Это было весьма справедливое замечание, поскольку он, едва взглянув на девушку, поднял трубку, связался с главным управлением на другой стороне реки и попросил:
— Мне капитана Маэстренжело. Она вскочила:
— Что вы делаете? Я хотела только поговорить с вами…
Сейчас он уже пристально смотрел на нее серьезными, чуть навыкате глазами. Она замолчала и уселась в прежней настороженной позе, слегка отвернув голову.
— Если не ошибаюсь, ваша мать владеет домом моды.
Много лет назад показы моды, которые до сих пор носят имя Палаццо Питти, действительно проходили здесь. Меры безопасности, связанные с доступом сотрудников фирмы в галереи, создавали много проблем, и Гварначча вздохнул с облегчением, когда показы мужской и детской одежды перенесли в другую часть города, в крепость Фортеза да Бассо, а женской — в Милан. Много воды утекло с тех пор, но он запомнил графиню Брунамонти, и не только потому, что ее дом моды был широко известен, но еще и потому, что она была необыкновенно хороша собой.
Он вытащил блокнот. Это заявление должен бы принимать кто-то повыше званием, чем он.
— Как зовут вашу мать?
— Оливия Беркетт.
Он повторял и записывал:
— Оливия Беркетт, вдова графа… Уго? Брунамонти…
— Она никогда не пользовалась титулом, его писали только на бренде. До замужества моя мать была моделью.
— Дата рождения?
— Шестнадцатое мая тысяча девятьсот сорок девятого года, Калифорния.
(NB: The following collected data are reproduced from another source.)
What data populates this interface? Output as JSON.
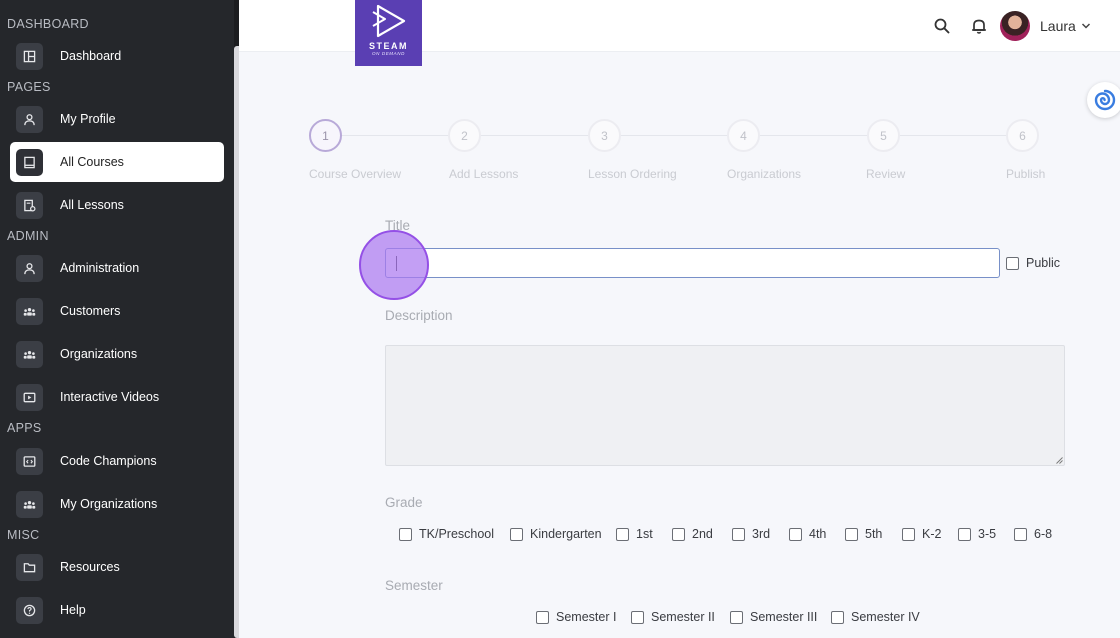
{
  "sidebar": {
    "sections": [
      {
        "title": "DASHBOARD"
      },
      {
        "title": "PAGES"
      },
      {
        "title": "ADMIN"
      },
      {
        "title": "APPS"
      },
      {
        "title": "MISC"
      }
    ],
    "items": [
      {
        "label": "Dashboard",
        "icon": "dashboard-icon"
      },
      {
        "label": "My Profile",
        "icon": "user-icon"
      },
      {
        "label": "All Courses",
        "icon": "book-icon",
        "active": true
      },
      {
        "label": "All Lessons",
        "icon": "lessons-icon"
      },
      {
        "label": "Administration",
        "icon": "user-icon"
      },
      {
        "label": "Customers",
        "icon": "group-icon"
      },
      {
        "label": "Organizations",
        "icon": "group-icon"
      },
      {
        "label": "Interactive Videos",
        "icon": "video-icon"
      },
      {
        "label": "Code Champions",
        "icon": "code-icon"
      },
      {
        "label": "My Organizations",
        "icon": "group-icon"
      },
      {
        "label": "Resources",
        "icon": "folder-icon"
      },
      {
        "label": "Help",
        "icon": "help-icon"
      }
    ]
  },
  "header": {
    "logo_text": "STEAM",
    "logo_subtext": "ON DEMAND",
    "user_name": "Laura"
  },
  "stepper": {
    "current": 1,
    "steps": [
      {
        "number": "1",
        "label": "Course Overview"
      },
      {
        "number": "2",
        "label": "Add Lessons"
      },
      {
        "number": "3",
        "label": "Lesson Ordering"
      },
      {
        "number": "4",
        "label": "Organizations"
      },
      {
        "number": "5",
        "label": "Review"
      },
      {
        "number": "6",
        "label": "Publish"
      }
    ]
  },
  "form": {
    "title_label": "Title",
    "title_value": "",
    "public_label": "Public",
    "description_label": "Description",
    "description_value": "",
    "grade_label": "Grade",
    "grades": [
      "TK/Preschool",
      "Kindergarten",
      "1st",
      "2nd",
      "3rd",
      "4th",
      "5th",
      "K-2",
      "3-5",
      "6-8"
    ],
    "semester_label": "Semester",
    "semesters": [
      "Semester I",
      "Semester II",
      "Semester III",
      "Semester IV"
    ]
  },
  "colors": {
    "sidebar_bg": "#25272b",
    "brand": "#5a3fb3",
    "click_highlight": "#ac7af0"
  }
}
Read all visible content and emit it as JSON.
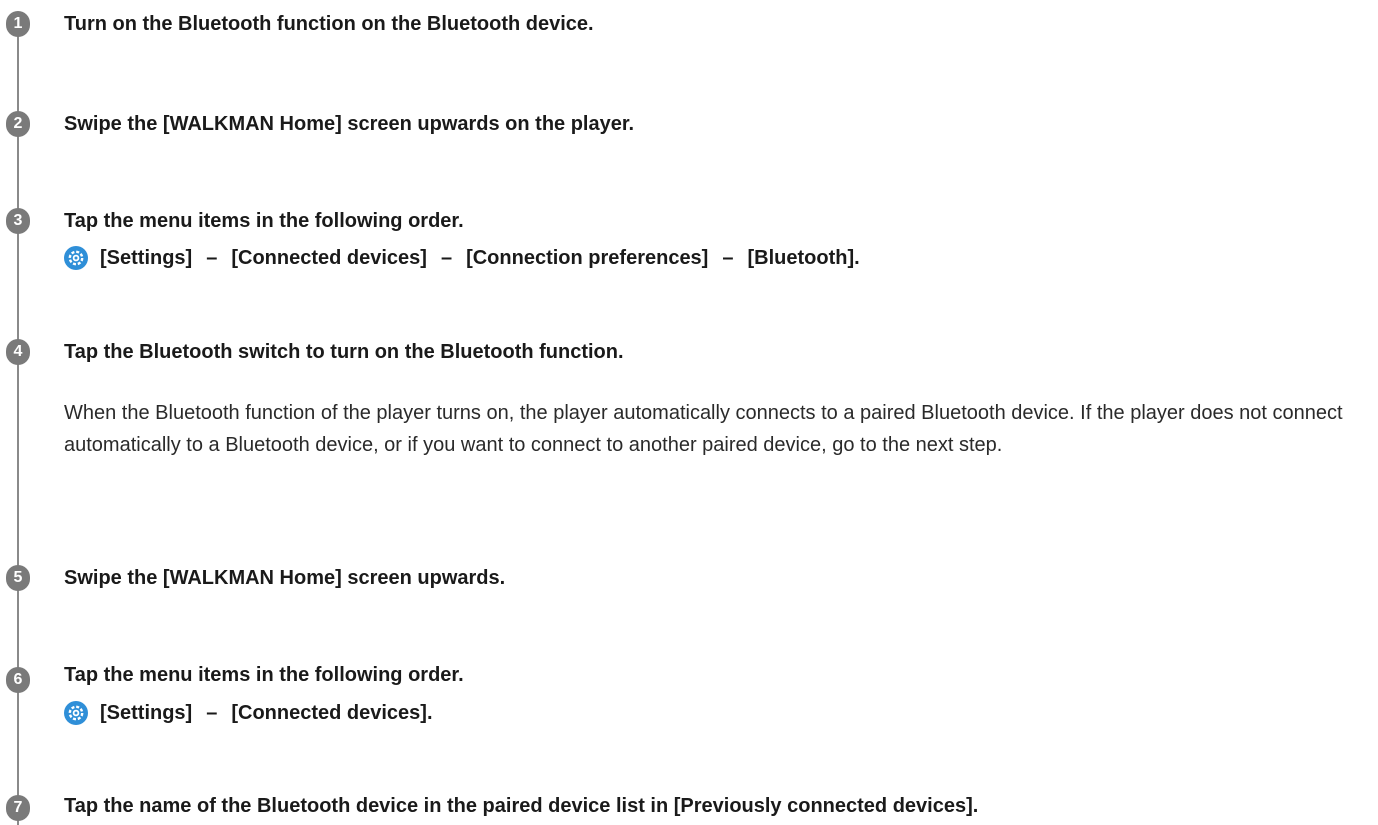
{
  "steps": [
    {
      "number": "1",
      "title": "Turn on the Bluetooth function on the Bluetooth device."
    },
    {
      "number": "2",
      "title": "Swipe the [WALKMAN Home] screen upwards on the player."
    },
    {
      "number": "3",
      "title": "Tap the menu items in the following order.",
      "path": [
        "[Settings]",
        "[Connected devices]",
        "[Connection preferences]",
        "[Bluetooth]."
      ],
      "separator": "–"
    },
    {
      "number": "4",
      "title": "Tap the Bluetooth switch to turn on the Bluetooth function.",
      "body": "When the Bluetooth function of the player turns on, the player automatically connects to a paired Bluetooth device. If the player does not connect automatically to a Bluetooth device, or if you want to connect to another paired device, go to the next step."
    },
    {
      "number": "5",
      "title": "Swipe the [WALKMAN Home] screen upwards."
    },
    {
      "number": "6",
      "title": "Tap the menu items in the following order.",
      "path": [
        "[Settings]",
        "[Connected devices]."
      ],
      "separator": "–"
    },
    {
      "number": "7",
      "title": "Tap the name of the Bluetooth device in the paired device list in [Previously connected devices]."
    }
  ],
  "icons": {
    "settings": "settings-gear-icon"
  },
  "colors": {
    "badge": "#7a7a7a",
    "timeline": "#8a8a8a",
    "settings_icon": "#2f8fd8",
    "text": "#1a1a1a"
  }
}
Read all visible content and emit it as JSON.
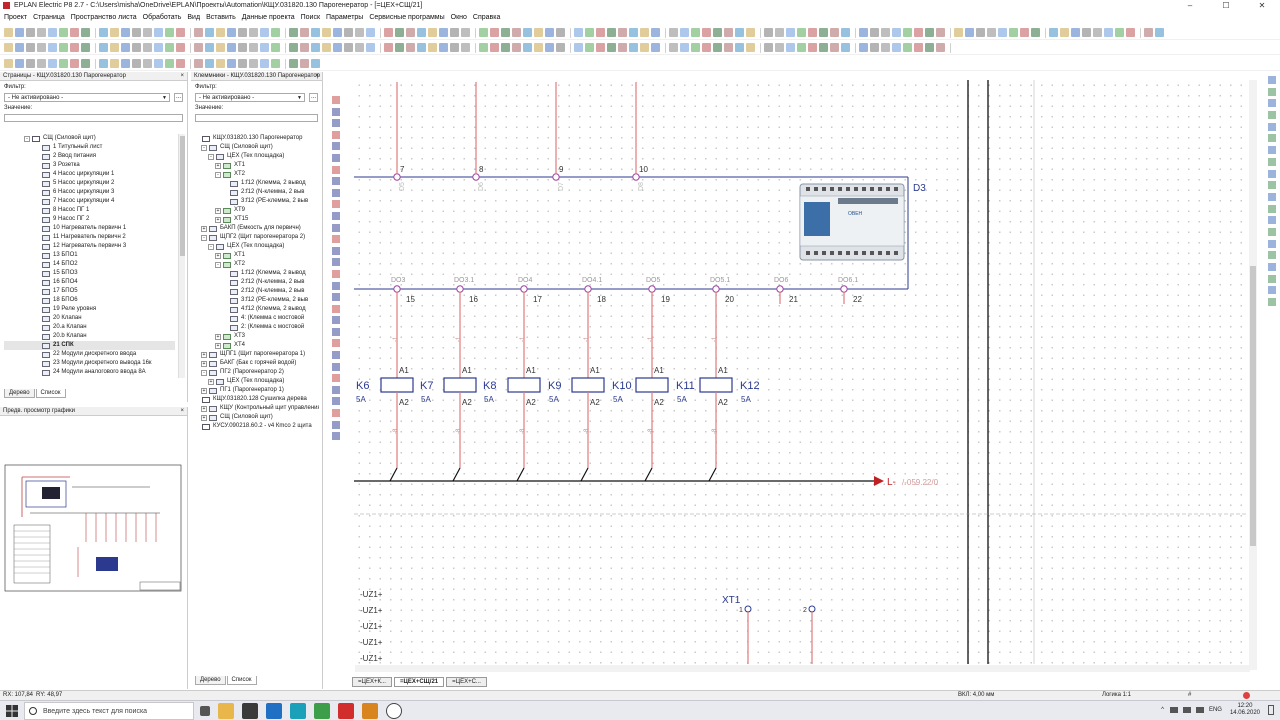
{
  "window": {
    "title": "EPLAN Electric P8 2.7 - C:\\Users\\misha\\OneDrive\\EPLAN\\Проекты\\Automation\\КЩУ.031820.130 Парогенератор - [=ЦЕХ+СЩ/21]",
    "minimize": "–",
    "maximize": "☐",
    "close": "✕"
  },
  "menu": [
    "Проект",
    "Страница",
    "Пространство листа",
    "Обработать",
    "Вид",
    "Вставить",
    "Данные проекта",
    "Поиск",
    "Параметры",
    "Сервисные программы",
    "Окно",
    "Справка"
  ],
  "pages_panel": {
    "title": "Страницы - КЩУ.031820.130 Парогенератор",
    "close": "×",
    "filter_label": "Фильтр:",
    "filter_value": "- Не активировано -",
    "dots": "...",
    "value_label": "Значение:",
    "tree_root": "СЩ (Силовой щит)",
    "pages": [
      "1 Титульный лист",
      "2 Ввод питания",
      "3 Розетка",
      "4 Насос циркуляции 1",
      "5 Насос циркуляции 2",
      "6 Насос циркуляции 3",
      "7 Насос циркуляции 4",
      "8 Насос ПГ 1",
      "9 Насос ПГ 2",
      "10 Нагреватель первичн 1",
      "11 Нагреватель первичн 2",
      "12 Нагреватель первичн 3",
      "13 БПО1",
      "14 БПО2",
      "15 БПО3",
      "16 БПО4",
      "17 БПО5",
      "18 БПО6",
      "19 Реле уровня",
      "20 Клапан",
      "20.a Клапан",
      "20.b Клапан",
      "21 СПК",
      "22 Модули дискретного ввода",
      "23 Модули дискретного вывода 16к",
      "24 Модули аналогового ввода 8А"
    ],
    "selected_page": "21 СПК",
    "tab_tree": "Дерево",
    "tab_list": "Список"
  },
  "preview_panel": {
    "title": "Предв. просмотр графики",
    "close": "×"
  },
  "terminals_panel": {
    "title": "Клеммники - КЩУ.031820.130 Парогенератор",
    "close": "×",
    "filter_label": "Фильтр:",
    "filter_value": "- Не активировано -",
    "dots": "...",
    "value_label": "Значение:",
    "tree": [
      {
        "t": "КЩУ.031820.130 Парогенератор",
        "lvl": 0,
        "exp": "",
        "ico": "doc"
      },
      {
        "t": "СЩ (Силовой щит)",
        "lvl": 1,
        "exp": "-",
        "ico": "box"
      },
      {
        "t": "ЦЕХ (Тех площадка)",
        "lvl": 2,
        "exp": "-",
        "ico": "box"
      },
      {
        "t": "XT1",
        "lvl": 3,
        "exp": "+",
        "ico": "grn"
      },
      {
        "t": "XT2",
        "lvl": 3,
        "exp": "-",
        "ico": "grn"
      },
      {
        "t": "1:f12 (Клемма, 2 вывод",
        "lvl": 4,
        "exp": "",
        "ico": "term"
      },
      {
        "t": "2:f12 (N-клемма, 2 выв",
        "lvl": 4,
        "exp": "",
        "ico": "term"
      },
      {
        "t": "3:f12 (PE-клемма, 2 выв",
        "lvl": 4,
        "exp": "",
        "ico": "term"
      },
      {
        "t": "XT9",
        "lvl": 3,
        "exp": "+",
        "ico": "grn"
      },
      {
        "t": "XT15",
        "lvl": 3,
        "exp": "+",
        "ico": "grn"
      },
      {
        "t": "БАКП (Емкость для первичн)",
        "lvl": 1,
        "exp": "+",
        "ico": "box"
      },
      {
        "t": "ЩПГ2 (Щит парогенератора 2)",
        "lvl": 1,
        "exp": "-",
        "ico": "box"
      },
      {
        "t": "ЦЕХ (Тех площадка)",
        "lvl": 2,
        "exp": "-",
        "ico": "box"
      },
      {
        "t": "XT1",
        "lvl": 3,
        "exp": "+",
        "ico": "grn"
      },
      {
        "t": "XT2",
        "lvl": 3,
        "exp": "-",
        "ico": "grn"
      },
      {
        "t": "1:f12 (Клемма, 2 вывод",
        "lvl": 4,
        "exp": "",
        "ico": "term"
      },
      {
        "t": "2:f12 (N-клемма, 2 выв",
        "lvl": 4,
        "exp": "",
        "ico": "term"
      },
      {
        "t": "2:f12 (N-клемма, 2 выв",
        "lvl": 4,
        "exp": "",
        "ico": "term"
      },
      {
        "t": "3:f12 (PE-клемма, 2 выв",
        "lvl": 4,
        "exp": "",
        "ico": "term"
      },
      {
        "t": "4:f12 (Клемма, 2 вывод",
        "lvl": 4,
        "exp": "",
        "ico": "term"
      },
      {
        "t": "4: (Клемма с мостовой",
        "lvl": 4,
        "exp": "",
        "ico": "term"
      },
      {
        "t": "2: (Клемма с мостовой",
        "lvl": 4,
        "exp": "",
        "ico": "term"
      },
      {
        "t": "XT3",
        "lvl": 3,
        "exp": "+",
        "ico": "grn"
      },
      {
        "t": "XT4",
        "lvl": 3,
        "exp": "+",
        "ico": "grn"
      },
      {
        "t": "ЩПГ1 (Щит парогенератора 1)",
        "lvl": 1,
        "exp": "+",
        "ico": "box"
      },
      {
        "t": "БАКГ (Бак с горячей водой)",
        "lvl": 1,
        "exp": "+",
        "ico": "box"
      },
      {
        "t": "ПГ2 (Парогенератор 2)",
        "lvl": 1,
        "exp": "-",
        "ico": "box"
      },
      {
        "t": "ЦЕХ (Тех площадка)",
        "lvl": 2,
        "exp": "+",
        "ico": "box"
      },
      {
        "t": "ПГ1 (Парогенератор 1)",
        "lvl": 1,
        "exp": "+",
        "ico": "box"
      },
      {
        "t": "КЩУ.031820.128 Сушилка дерева",
        "lvl": 0,
        "exp": "",
        "ico": "doc"
      },
      {
        "t": "КЩУ (Контрольный щит управления",
        "lvl": 1,
        "exp": "+",
        "ico": "box"
      },
      {
        "t": "СЩ (Силовой щит)",
        "lvl": 1,
        "exp": "+",
        "ico": "box"
      },
      {
        "t": "КУСУ.090218.60.2 - v4 Кmco 2 щита",
        "lvl": 0,
        "exp": "",
        "ico": "doc"
      }
    ],
    "tab_tree": "Дерево",
    "tab_list": "Список"
  },
  "schematic": {
    "top_terms": [
      "7",
      "8",
      "9",
      "10"
    ],
    "top_labels": [
      "D5",
      "D6",
      "D7",
      "D8"
    ],
    "plc_tag": "D3",
    "plc_brand": "ОВЕН",
    "mid_labels": [
      "DO3",
      "DO3.1",
      "DO4",
      "DO4.1",
      "DO5",
      "DO5.1",
      "DO6",
      "DO6.1"
    ],
    "mid_terms": [
      "15",
      "16",
      "17",
      "18",
      "19",
      "20",
      "21",
      "22"
    ],
    "relays": [
      {
        "tag": "K6",
        "rating": "5A"
      },
      {
        "tag": "K7",
        "rating": "5A"
      },
      {
        "tag": "K8",
        "rating": "5A"
      },
      {
        "tag": "K9",
        "rating": "5A"
      },
      {
        "tag": "K10",
        "rating": "5A"
      },
      {
        "tag": "K11",
        "rating": "5A"
      },
      {
        "tag": "K12",
        "rating": "5A"
      }
    ],
    "coil_top": "A1",
    "coil_bot": "A2",
    "wire_mark_top": "-1",
    "wire_mark_bot": "-8",
    "bus_label": "L-",
    "bus_ref": "/-059.22/0",
    "uz_labels": [
      "-UZ1+",
      "-UZ1+",
      "-UZ1+",
      "-UZ1+",
      "-UZ1+"
    ],
    "xt_tag": "XT1",
    "xt_terms": [
      "1",
      "2"
    ]
  },
  "bottom_tabs": [
    "=ЦЕХ+К...",
    "=ЦЕХ+СЩ/21",
    "=ЦЕХ+С..."
  ],
  "status": {
    "rx": "RX: 107,84",
    "ry": "RY: 48,97",
    "grid": "ВКЛ: 4,00 мм",
    "logic": "Логика 1:1",
    "hash": "#"
  },
  "taskbar": {
    "search_placeholder": "Введите здесь текст для поиска",
    "lang": "ENG",
    "time": "12:20",
    "date": "14.06.2020"
  },
  "colors": {
    "accent": "#c0262d",
    "wire": "#e07c7c",
    "symbol": "#2b3a8f",
    "bus": "#111111",
    "ref": "#c02020"
  }
}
— Когда вы видели ее в последний раз?
— Десять дней назад, но…
— Алло? Алло! Нет, нет. Мне необходимо поговорить лично с ним. Уверен, полковник поймет. Это срочно. Что? Да. Да, я подожду.
— Подождите! — Ее бледное лицо порозовело, в карих глазах светилась тревога.
— Ждать нельзя, синьорина. Вам следовало немедленно заявить об исчезновении своей матери. Как вам и вашему брату пришло в голову медлить столько времени? И что вы делаете здесь, у меня? Вы должны были сразу позвонить в полицию. Алло? Да, я все еще здесь… Скажите ему, это Гварначча из Питти. Спасибо. Нет. Пусть он мне перезвонит. — Инспектор повесил трубку. — Вы не ответили на мой вопрос. Почему вы пришли сюда?
— Это не я виновата. Я же говорила вам, что не я, а Леонардо. Он не хотел, чтобы этим делом занимались полиция или карабинеры… Он даже не знает, что я здесь. Я собиралась позвонить вам еще на прошлой неделе. Меня никто ни в чем не может обвинить, что бы ни случилось.
— Десять дней назад. В котором часу она пропала? — Время, когда можно было действовать по горячим следам, было безнадежно упущено.
— Ночью. Около полуночи.
— И ваш брат полагает, что ее могли похитить? Он считает, что справится с этим в одиночку? Боится, что ваши банковские счета будут заморожены?
— Да, но я с ним не согласна. Мы должны найти ее и тех, кто ее похитил, иначе мы станем пособниками и соучастниками преступления. Кроме того, жертву часто убивают, даже если заплатить выкуп. Она, может быть, уже мертва.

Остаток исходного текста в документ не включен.